Foxconn's investment in DNeX will help it to gain a foothold in the chip sector as well. DNeX's shareholders recently approved purchasing a 60% stake in the Malaysian chipmaking firm SilTerra. SilTerra focuses on manufacturing chips for a variety of applications such as communications, IoT and logic.

The DNeX share purchase comes after Foxconn lost a bidding war with the group to acquire SilTerra earlier this year.

DNeX is always open to any collaboration with strategic partners and investors that can bring value to the group.
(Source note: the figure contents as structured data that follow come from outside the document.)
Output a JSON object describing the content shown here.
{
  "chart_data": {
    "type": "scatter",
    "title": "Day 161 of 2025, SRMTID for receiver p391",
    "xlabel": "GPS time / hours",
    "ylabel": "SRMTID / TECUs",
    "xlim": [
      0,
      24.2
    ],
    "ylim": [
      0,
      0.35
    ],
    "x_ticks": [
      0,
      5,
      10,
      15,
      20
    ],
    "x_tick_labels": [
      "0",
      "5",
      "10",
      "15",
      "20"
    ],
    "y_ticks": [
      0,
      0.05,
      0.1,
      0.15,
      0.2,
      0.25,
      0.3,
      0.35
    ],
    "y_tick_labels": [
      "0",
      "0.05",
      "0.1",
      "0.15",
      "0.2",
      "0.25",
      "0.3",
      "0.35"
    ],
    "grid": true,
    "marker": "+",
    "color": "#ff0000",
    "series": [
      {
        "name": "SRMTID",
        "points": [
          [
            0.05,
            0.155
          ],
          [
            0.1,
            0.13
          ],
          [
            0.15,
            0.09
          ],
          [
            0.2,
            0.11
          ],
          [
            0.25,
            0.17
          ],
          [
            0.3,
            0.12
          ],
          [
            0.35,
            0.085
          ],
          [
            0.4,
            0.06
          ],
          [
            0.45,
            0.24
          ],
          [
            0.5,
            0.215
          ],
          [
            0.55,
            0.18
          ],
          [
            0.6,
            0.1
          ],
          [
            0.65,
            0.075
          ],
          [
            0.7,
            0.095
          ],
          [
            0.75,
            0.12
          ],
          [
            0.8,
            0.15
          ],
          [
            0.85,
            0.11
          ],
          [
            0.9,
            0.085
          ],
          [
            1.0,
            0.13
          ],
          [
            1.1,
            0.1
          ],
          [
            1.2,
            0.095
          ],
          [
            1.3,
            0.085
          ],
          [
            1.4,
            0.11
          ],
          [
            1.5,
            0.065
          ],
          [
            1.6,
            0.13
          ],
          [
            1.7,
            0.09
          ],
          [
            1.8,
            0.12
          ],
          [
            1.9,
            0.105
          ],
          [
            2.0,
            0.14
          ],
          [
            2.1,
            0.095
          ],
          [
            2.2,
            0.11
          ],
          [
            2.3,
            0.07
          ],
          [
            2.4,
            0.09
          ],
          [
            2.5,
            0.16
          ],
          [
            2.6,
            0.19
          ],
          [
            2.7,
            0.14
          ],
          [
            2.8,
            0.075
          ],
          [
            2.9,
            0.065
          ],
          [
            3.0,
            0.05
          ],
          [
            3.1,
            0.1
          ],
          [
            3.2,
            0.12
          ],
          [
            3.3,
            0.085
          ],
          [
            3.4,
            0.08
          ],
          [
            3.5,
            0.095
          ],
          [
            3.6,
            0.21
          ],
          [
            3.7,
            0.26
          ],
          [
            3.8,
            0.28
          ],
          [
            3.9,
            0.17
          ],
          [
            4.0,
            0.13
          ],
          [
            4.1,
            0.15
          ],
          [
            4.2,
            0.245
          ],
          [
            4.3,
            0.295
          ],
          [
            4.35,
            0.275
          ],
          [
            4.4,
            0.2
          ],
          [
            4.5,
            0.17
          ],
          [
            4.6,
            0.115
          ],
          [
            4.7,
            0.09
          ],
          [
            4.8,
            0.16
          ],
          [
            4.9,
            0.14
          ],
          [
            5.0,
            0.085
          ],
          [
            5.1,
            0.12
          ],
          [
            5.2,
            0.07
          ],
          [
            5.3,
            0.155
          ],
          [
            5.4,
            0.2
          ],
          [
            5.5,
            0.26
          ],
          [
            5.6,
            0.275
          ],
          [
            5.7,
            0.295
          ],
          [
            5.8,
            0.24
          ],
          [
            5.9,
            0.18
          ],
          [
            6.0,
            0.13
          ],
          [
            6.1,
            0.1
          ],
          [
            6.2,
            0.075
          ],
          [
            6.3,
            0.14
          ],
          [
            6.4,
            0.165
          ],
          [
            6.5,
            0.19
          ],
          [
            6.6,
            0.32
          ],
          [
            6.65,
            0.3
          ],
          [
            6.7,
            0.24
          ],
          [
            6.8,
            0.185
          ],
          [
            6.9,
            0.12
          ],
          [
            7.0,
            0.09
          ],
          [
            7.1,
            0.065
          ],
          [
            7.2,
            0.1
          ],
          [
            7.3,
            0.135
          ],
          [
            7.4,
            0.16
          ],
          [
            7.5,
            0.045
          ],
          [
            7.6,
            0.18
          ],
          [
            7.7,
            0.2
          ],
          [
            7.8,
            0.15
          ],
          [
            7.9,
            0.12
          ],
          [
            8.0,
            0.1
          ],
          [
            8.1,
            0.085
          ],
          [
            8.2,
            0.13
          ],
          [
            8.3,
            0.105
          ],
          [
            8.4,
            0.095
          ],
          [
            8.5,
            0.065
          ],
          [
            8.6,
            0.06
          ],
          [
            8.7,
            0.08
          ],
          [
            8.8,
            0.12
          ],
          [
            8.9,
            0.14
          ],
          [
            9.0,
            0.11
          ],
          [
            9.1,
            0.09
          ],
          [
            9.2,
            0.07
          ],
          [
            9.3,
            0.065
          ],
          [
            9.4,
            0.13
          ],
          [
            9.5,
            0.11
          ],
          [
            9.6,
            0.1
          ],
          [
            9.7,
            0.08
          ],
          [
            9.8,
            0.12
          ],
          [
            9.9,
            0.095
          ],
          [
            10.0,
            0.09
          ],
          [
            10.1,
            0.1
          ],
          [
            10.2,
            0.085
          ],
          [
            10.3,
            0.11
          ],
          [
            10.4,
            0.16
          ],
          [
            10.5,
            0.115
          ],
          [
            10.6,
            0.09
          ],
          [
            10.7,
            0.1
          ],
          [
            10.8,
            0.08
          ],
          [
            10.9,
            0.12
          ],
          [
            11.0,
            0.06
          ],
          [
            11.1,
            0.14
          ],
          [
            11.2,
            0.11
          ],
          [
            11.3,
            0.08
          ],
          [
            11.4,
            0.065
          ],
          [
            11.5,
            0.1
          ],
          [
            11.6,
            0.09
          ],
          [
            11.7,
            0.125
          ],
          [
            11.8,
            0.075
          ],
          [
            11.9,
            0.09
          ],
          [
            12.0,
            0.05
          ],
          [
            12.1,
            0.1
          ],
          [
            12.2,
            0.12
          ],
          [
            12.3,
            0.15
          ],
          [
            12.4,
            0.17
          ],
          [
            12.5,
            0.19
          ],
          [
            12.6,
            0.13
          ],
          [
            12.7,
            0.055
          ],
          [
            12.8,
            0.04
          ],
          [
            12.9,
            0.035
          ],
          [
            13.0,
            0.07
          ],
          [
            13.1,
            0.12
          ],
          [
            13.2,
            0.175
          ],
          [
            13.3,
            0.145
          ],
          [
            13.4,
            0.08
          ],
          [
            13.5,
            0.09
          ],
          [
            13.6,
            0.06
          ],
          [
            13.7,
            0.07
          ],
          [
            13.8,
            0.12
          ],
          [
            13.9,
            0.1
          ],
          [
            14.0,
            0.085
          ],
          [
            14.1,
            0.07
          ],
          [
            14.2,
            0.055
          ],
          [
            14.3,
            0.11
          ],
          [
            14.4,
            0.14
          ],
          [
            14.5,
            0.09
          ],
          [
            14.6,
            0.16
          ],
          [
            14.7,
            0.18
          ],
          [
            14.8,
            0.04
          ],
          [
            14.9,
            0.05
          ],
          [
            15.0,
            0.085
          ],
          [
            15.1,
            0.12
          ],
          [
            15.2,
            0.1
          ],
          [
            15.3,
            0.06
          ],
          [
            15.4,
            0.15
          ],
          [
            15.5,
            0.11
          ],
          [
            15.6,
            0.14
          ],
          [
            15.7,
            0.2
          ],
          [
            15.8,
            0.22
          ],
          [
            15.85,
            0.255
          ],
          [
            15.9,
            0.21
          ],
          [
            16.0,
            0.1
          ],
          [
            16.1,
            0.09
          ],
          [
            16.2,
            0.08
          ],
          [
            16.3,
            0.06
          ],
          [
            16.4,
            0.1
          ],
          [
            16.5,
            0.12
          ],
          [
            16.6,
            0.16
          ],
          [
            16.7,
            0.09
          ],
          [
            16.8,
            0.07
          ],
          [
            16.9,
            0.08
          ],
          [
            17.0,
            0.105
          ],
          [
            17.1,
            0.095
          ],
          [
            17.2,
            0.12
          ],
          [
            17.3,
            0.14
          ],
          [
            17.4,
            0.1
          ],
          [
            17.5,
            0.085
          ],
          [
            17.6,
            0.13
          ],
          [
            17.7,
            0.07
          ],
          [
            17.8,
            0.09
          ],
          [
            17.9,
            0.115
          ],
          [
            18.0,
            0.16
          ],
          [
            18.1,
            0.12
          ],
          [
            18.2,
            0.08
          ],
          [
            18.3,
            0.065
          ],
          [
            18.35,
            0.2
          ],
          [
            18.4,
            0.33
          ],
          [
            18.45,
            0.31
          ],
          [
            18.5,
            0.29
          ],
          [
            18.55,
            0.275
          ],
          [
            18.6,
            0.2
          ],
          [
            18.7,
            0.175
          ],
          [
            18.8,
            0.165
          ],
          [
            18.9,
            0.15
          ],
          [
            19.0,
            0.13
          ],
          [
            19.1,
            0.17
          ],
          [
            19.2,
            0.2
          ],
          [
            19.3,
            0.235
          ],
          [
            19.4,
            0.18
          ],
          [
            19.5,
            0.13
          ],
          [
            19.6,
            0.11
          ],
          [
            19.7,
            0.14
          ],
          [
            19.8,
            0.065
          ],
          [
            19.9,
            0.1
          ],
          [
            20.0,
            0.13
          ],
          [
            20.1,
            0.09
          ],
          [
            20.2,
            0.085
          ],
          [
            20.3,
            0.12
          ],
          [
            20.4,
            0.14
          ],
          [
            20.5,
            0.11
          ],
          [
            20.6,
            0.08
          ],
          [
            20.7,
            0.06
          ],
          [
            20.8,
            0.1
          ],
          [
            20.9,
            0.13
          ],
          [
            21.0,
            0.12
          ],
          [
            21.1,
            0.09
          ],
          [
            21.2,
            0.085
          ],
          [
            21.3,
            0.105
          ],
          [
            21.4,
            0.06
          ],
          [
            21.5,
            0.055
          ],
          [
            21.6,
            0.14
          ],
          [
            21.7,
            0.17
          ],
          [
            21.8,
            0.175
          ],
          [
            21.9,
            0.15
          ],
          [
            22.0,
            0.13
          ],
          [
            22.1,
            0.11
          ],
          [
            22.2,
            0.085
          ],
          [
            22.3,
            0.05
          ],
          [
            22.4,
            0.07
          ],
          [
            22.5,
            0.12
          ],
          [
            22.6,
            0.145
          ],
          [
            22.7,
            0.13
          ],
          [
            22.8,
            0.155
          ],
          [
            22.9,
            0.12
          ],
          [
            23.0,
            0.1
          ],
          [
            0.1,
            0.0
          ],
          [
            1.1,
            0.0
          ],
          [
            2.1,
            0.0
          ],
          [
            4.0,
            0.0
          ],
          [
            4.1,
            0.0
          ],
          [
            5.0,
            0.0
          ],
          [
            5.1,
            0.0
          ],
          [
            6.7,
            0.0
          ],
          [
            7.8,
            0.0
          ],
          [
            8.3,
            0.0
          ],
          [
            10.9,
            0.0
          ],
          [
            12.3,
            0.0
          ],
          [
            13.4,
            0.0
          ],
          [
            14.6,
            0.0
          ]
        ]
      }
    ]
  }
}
We welcome the entrance of the new shareholder, Foxconn.

We foresee this latest development can bring great potential to DNeX and we believe Foxconn’s entry can offer opportunities to unlock and create value across the high-technology sector value chain and beyond.

The outlook of the semiconductor sector is expected to stay bullish with increasing demand continuing up to 2024, which can lead to sustainable positive earnings for SilTerra and DNeX. This makes the acquisition of SilTerra timely and strategically compelling for DNeX. We are confident our business in the semiconductor market will grow at a strong pace,” said Syed Zainal Abidin Mohamed Tahir, the managing director of DNeX in a statement announcing the Foxconn share purchase.

The share purchase is one of several purchases that Foxconn has made recently as it looks to diversify its business to target growing technology sectors. Its partnership with Apple, one of the world's largest companies, brought Foxconn to prominence as one of the world's leading contract manufacturing.

This shift also comes as rumors of an electric vehicle, dubbed unofficially as the Apple Car, continue to persist for years. The latest whispers suggest that the Cupertino tech giant has demonstrated interest in outsourcing manufacturing as it does for the iPhone but retaining brand ownership. This has led to a breakdown of talks between Apple and Korean companies, as the latter feared that their brand reputation would be damaged if they were relegated to the status of an Apple supplier.